There are so many gloves on the market that it’s hard to make a bad choice when you buy a set. Often it’s the little things that make a pair stand out, and that’s where Harley’s Resilient riding gloves come into their own. Available as short gloves for warmer weather or longer gauntlets for cooler days, they’re not just competing with the dozens of other brands out there but with a swag of other H-D gloves. So they have to do something special. I’ve been trialling a set of the shorter Resilients. They don’t have one particular feature or trick that lifts them above other similar gloves, but they have a number of well-conceived design features that add up to a good product.
Made from so cowhide with a polyester lining, they’re extremely supple and comfortable, always one of the first and most critical things I look for in gloves. The shaped fingers and thumb follow the natural curves of your own and there’s minimal bunching underneath when you wrap your hands around a bike’s grips. Stretch panels on the back of the fingers and wrist add to their great fit.
They’re also strong. The leather is a tough one that should withstand a decent slide down the tarmac, and it is reinforced with various items. These include a plastic guard over the back of your hand and knuckles, which is a subtle matte black, and a padded Kevlar panel on the heel of your palm, the place most likely to take a big impact and heavy abrasion. Small pads add some protection to the upper bones of your fingers. The wrist tapers in and closes with a Velcro tab that creates such a secure fit I doubt anyone would ever have these ripped from their hands in an accident. An extra layer of leather inside your thumb and forefinger will resist wear and tear, and the quality of construction gives the impression these Harley gloves will last a long time.

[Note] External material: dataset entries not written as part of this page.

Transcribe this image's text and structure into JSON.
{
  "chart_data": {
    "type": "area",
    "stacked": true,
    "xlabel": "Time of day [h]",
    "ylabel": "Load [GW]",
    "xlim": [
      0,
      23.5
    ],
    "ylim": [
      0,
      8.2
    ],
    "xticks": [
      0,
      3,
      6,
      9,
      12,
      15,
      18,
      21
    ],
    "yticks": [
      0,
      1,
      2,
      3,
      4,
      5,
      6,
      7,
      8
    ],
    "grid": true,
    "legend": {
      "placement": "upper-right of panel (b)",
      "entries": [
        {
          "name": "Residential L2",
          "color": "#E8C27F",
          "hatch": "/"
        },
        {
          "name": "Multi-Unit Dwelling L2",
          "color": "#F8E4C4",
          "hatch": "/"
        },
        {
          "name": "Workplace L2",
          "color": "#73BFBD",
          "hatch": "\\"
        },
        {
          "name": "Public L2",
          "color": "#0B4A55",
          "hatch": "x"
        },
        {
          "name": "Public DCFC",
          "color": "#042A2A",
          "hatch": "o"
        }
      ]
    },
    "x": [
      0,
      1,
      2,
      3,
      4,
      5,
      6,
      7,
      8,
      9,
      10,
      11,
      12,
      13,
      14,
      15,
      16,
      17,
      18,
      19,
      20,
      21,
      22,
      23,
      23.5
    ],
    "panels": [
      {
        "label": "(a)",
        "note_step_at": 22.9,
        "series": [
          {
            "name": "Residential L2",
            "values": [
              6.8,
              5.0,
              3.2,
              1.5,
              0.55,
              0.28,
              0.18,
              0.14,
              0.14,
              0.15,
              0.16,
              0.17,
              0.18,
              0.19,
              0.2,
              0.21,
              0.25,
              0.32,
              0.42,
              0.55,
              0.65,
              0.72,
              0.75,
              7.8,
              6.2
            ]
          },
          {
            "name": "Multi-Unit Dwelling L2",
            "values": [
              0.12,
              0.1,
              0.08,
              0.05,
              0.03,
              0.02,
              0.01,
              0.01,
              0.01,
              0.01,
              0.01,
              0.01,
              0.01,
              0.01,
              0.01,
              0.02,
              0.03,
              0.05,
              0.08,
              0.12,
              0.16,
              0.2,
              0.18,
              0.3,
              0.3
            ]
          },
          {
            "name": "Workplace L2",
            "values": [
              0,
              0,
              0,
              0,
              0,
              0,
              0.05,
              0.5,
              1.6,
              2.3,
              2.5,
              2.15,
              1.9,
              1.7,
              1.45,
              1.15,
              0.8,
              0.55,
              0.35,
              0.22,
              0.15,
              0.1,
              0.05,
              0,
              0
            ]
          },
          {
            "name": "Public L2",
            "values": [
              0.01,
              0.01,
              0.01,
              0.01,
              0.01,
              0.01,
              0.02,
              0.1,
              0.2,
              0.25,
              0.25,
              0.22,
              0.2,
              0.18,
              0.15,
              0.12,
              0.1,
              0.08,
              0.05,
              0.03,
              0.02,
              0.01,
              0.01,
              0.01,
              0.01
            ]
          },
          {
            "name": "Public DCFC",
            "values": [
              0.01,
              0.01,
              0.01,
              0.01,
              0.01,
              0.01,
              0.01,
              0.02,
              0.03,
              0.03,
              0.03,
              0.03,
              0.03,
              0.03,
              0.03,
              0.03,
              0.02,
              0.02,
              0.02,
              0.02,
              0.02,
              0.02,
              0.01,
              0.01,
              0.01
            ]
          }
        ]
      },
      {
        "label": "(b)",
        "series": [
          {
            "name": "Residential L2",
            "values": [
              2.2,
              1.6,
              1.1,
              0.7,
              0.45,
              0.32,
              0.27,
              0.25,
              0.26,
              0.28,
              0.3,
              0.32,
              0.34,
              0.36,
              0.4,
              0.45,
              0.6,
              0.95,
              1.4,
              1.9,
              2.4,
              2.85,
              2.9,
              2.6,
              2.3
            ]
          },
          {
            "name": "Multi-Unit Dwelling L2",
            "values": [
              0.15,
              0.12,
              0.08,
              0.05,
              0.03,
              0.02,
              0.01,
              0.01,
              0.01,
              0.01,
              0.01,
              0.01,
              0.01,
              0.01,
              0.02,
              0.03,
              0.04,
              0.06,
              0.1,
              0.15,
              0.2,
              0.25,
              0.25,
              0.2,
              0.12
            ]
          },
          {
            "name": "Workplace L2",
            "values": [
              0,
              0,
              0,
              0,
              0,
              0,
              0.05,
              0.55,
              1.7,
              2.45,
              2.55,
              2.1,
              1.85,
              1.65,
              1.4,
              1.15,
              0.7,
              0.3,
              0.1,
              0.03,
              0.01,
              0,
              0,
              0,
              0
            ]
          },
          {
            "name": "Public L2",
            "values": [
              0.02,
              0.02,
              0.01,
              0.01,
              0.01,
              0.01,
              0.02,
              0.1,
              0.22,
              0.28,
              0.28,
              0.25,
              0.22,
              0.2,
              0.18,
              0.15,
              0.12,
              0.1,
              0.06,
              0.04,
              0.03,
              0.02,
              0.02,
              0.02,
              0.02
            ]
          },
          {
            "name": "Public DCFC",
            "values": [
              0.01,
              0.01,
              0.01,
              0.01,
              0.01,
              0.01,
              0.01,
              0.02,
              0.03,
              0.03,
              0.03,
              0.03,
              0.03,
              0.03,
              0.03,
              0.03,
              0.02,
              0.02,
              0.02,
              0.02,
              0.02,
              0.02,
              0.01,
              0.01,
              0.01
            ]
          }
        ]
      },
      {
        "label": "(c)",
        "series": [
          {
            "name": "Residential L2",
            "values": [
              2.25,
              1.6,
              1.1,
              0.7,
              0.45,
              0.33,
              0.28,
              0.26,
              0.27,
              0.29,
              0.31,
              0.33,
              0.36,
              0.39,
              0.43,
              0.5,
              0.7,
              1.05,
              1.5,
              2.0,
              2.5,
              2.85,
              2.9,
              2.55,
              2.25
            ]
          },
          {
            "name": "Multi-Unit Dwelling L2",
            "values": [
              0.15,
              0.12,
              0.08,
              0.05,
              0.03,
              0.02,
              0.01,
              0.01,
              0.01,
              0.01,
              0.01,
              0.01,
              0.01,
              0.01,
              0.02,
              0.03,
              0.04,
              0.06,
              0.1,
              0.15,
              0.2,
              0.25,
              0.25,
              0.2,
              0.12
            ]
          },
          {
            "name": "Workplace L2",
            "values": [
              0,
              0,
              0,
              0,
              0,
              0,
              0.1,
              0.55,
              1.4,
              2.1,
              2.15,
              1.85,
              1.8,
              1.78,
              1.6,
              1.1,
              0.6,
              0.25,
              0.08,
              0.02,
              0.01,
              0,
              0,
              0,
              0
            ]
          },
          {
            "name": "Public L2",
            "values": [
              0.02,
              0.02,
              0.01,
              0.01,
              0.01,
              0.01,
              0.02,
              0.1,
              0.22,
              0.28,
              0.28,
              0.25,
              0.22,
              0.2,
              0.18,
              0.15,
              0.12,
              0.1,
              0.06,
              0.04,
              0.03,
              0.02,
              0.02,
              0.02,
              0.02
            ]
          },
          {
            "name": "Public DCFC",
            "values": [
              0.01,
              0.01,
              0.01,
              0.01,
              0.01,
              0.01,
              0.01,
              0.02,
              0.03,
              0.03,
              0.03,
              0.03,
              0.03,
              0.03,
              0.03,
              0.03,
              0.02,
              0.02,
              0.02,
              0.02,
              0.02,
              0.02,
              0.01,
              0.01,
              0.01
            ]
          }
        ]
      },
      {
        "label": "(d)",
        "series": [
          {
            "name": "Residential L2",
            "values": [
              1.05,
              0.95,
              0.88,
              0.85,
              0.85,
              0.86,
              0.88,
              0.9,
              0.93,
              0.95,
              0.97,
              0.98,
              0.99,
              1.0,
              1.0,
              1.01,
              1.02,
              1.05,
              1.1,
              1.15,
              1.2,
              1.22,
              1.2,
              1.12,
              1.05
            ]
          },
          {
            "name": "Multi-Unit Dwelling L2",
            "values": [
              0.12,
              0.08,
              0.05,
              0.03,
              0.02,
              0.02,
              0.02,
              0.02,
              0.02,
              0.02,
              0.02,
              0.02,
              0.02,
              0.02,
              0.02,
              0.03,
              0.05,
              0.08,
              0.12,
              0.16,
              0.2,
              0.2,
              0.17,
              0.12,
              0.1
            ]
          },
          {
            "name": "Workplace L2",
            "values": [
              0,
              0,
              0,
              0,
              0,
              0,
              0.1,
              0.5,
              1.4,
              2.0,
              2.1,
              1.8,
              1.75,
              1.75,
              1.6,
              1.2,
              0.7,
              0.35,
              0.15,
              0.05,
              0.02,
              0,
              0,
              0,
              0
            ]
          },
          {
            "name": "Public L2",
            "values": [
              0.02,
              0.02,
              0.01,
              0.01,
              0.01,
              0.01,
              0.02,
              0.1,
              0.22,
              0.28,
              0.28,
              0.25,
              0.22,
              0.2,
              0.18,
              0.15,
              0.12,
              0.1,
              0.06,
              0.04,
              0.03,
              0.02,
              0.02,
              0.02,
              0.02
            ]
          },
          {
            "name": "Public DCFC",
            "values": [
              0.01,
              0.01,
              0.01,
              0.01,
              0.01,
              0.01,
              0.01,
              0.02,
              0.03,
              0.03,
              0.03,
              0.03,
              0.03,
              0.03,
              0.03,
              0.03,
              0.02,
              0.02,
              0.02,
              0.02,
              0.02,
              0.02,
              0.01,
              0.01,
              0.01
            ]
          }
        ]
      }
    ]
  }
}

Stitching is good and strong. I’m not sure the reflective material on a couple of fingers and the bottom of your hand — the part that will be facing side-on to traffic when your hands are on the bars — will stand out that much under lights at night but it can’t hurt. For modern technology, the forefinger and thumb have stitching to activate touchscreens, a feature that works fine on a bike’s TFT display but doesn’t prod my iPhone into action. I like the discreet styling, which doesn’t overtly flash the H-D name. It means that even non-Harley riders can enjoy the comfort, fit, features and quality of the Resilient gloves.